Source: (2009) Dissertation submitted for the Degree of Doctor of Philosophy. Indiana University.
The objective of this study is to examine the practices of a particular community
while it is attempting to employ principles of restorative justice to create a community based justice system. The theory of restorative justice seeks to establish a more genuine justice from within the community. This is a justice system in which those human relationships harmed by crime can be healed by taking into account the material and emotional damage that crime exacts on the individuals involved. However, key theoretical concepts in restorative justice—such as norm, crime, responsibility, and certainly community—remain unclear and are still in the process of being wholly defined. This study investigates to what extent these key concepts are incorporated into the design of the particular restorative justice program and to what extent participants in the program are able to embrace an entirely new concept of justice and produce restorative justice as described by the theorists. Adopting as a reference Pierre Bourdieu’s concept of habitus, from which an individual derives his or her distinct “feel for the game,†this study illuminates the ways in which each player modifies objective structures while playing the game of restorative justice. Ethnographic techniques and a detailed analysis of discourse are used to examine specific practices of the participants in the restorative justice program (i.e., the program facilitator, the actual offenders, and certain community volunteers who were mostly indirect victims). Within the ambiguously-designed restorative justice structures in this program, both offenders and non-offenders, as groups, demonstrated clearly distinct habitus as they approached the restorative justice structures.

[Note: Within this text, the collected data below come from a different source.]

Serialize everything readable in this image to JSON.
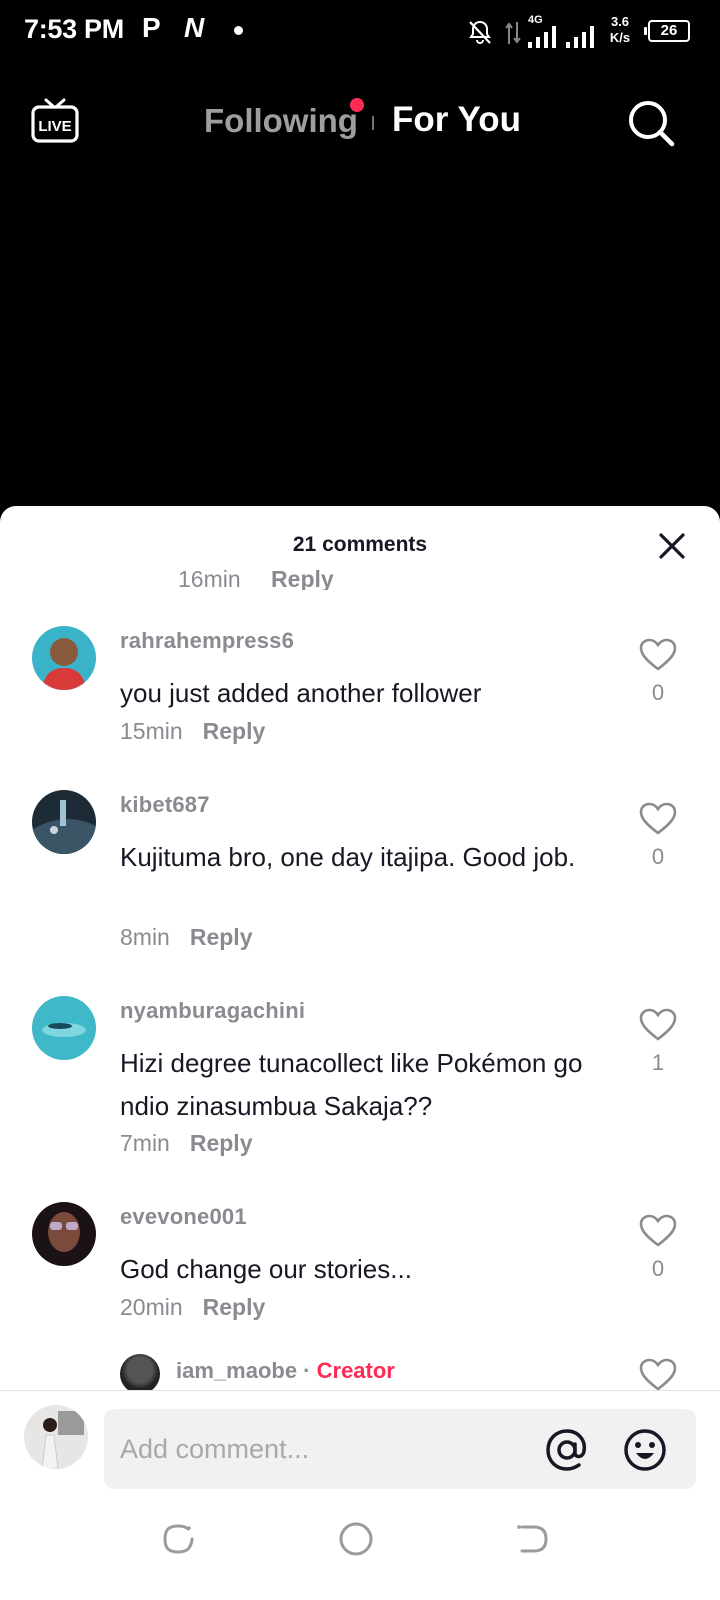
{
  "status_bar": {
    "time": "7:53 PM",
    "notif_p": "P",
    "notif_n": "N",
    "network": "4G",
    "speed_value": "3.6",
    "speed_unit": "K/s",
    "battery": "26"
  },
  "top_nav": {
    "live_label": "LIVE",
    "following_label": "Following",
    "for_you_label": "For You"
  },
  "sheet": {
    "title": "21 comments",
    "partial_top": {
      "time": "16min",
      "reply_label": "Reply"
    },
    "comments": [
      {
        "user": "rahrahempress6",
        "text": "you just added another follower",
        "time": "15min",
        "reply_label": "Reply",
        "likes": "0"
      },
      {
        "user": "kibet687",
        "text": "Kujituma bro, one day itajipa. Good job.",
        "time": "8min",
        "reply_label": "Reply",
        "likes": "0"
      },
      {
        "user": "nyamburagachini",
        "text": "Hizi degree tunacollect like Pokémon go ndio zinasumbua Sakaja??",
        "time": "7min",
        "reply_label": "Reply",
        "likes": "1"
      },
      {
        "user": "evevone001",
        "text": "God change our stories...",
        "time": "20min",
        "reply_label": "Reply",
        "likes": "0"
      }
    ],
    "partial_bottom": {
      "user": "iam_maobe",
      "separator": " · ",
      "badge": "Creator"
    }
  },
  "composer": {
    "placeholder": "Add comment..."
  },
  "colors": {
    "accent": "#fe2c55",
    "text_primary": "#161823",
    "text_secondary": "#8a8b91",
    "input_bg": "#f1f1f2"
  },
  "icons": {
    "live": "live-tv-icon",
    "search": "search-icon",
    "close": "close-icon",
    "like": "heart-outline-icon",
    "mention": "at-sign-icon",
    "emoji": "smiley-icon",
    "nav_recent": "recents-icon",
    "nav_home": "home-circle-icon",
    "nav_back": "back-icon"
  }
}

The facilitator and community volunteers held fast to abstract ideals of community and to pre-disposed notions of normalcy and morality. Furthermore, this group expected these concepts to transcend the specific circumstances within which the offenders committed their crimes. In contrast, offenders grounded their normative evaluations in the particular social contexts in which they lived and acted. The society which considered them criminals lay outside and separate from their community, and therefore could not be the source of any moral grounds to transform their behaviors. This study shows how, in these incongruous worlds, participants’ plain discourse lacked shared concepts of community or moral commonalities, which proved inconsistent with the stated goals of restorative justice.(Excerpt).